Séoul veut renforcer la défense de l’île de Yeonpyeong après le bombardement

Le président sud-coréen Lee Myung-bak a annoncé aujourd’hui son intention de renforcer le dispositif militaire sur l’île de Yeonpyeong, cible mardi d’un bombardement nord-coréen, tandis que Pyongyang se dit prêt à de nouvelles offensives en cas de «provocations militaires».

Conséquence de la crise entre les deux Corées, une des plus graves depuis la fin de la guerre dans la péninsule, (1950-53), le ministre sud-coréen de la Défense Kim Tae-young a démissionné aujourd’hui. Il faisait l’objet de vives critiques dans la classe politique et la presse, qui lui reprochaient une réponse jugée trop faible après le bombardement de l’île sud-coréenne de Yeonpyeong, proche de la frontière maritime contestée entre les deux Corées, à 11km seulement des côtes nord-coréennes.
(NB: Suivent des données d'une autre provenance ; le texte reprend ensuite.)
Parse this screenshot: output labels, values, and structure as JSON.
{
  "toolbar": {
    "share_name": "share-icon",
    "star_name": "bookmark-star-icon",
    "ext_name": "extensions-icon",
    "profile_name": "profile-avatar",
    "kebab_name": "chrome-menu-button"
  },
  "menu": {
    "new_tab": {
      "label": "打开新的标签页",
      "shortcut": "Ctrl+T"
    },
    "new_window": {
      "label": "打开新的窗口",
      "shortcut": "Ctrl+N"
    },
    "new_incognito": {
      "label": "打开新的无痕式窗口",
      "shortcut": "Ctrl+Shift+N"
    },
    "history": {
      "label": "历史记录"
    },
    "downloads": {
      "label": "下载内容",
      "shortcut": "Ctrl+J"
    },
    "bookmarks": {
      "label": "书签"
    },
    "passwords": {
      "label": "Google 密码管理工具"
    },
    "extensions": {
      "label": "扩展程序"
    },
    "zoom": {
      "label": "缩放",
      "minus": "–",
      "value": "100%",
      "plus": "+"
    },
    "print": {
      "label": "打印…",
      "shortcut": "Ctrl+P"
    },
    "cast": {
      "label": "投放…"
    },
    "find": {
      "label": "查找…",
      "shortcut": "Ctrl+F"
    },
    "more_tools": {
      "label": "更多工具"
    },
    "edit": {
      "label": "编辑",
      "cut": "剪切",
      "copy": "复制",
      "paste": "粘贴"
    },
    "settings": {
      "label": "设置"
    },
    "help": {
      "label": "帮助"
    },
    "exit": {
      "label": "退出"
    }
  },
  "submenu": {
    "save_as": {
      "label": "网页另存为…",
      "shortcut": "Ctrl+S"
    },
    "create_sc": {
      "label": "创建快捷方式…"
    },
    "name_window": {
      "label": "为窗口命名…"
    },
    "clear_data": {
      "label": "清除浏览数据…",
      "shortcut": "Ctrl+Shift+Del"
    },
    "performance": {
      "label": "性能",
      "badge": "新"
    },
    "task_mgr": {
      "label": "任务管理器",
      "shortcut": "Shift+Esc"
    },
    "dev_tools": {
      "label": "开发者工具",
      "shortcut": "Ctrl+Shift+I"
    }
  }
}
Des dizaines d’obus sont tombés sur l’île qui compte plusieurs bases militaires et 1300 habitants, faisant quatre morts, 18 blessés et détruisant de nombreux bâtiments et habitations.

«Nous ne devons pas baisser la garde, en préparation d’une possible nouvelle provocation nord-coréenne», a déclaré le président sud-coréen au cours d’une réunion sur les répercussions de l’attaque en matière de sécurité et d’économie. «Je pense qu’une provocation nord-coréenne du même type pourrait survenir à tout moment», a-t-il ajouté, cité par le porte-parole présidentiel Hong Sang-pyo.

Le chef de l’État a donc décidé un renforcement du dispositif militaire sur le terrain à Yeonpyeong et quatre autres îles, revenant sur une décision de 2006 de diminution des effectifs. Hong Sang-pyo n’a pas fourni de détails sur l’augmentation des troupes, déclarant simplement que le nombre de soldats s’élevait actuellement à 4000. L’armée sud-coréenne va par ailleurs modifier ses règles d’engagement afin d’être plus réactive en cas d’attaque nord-coréenne, selon lui.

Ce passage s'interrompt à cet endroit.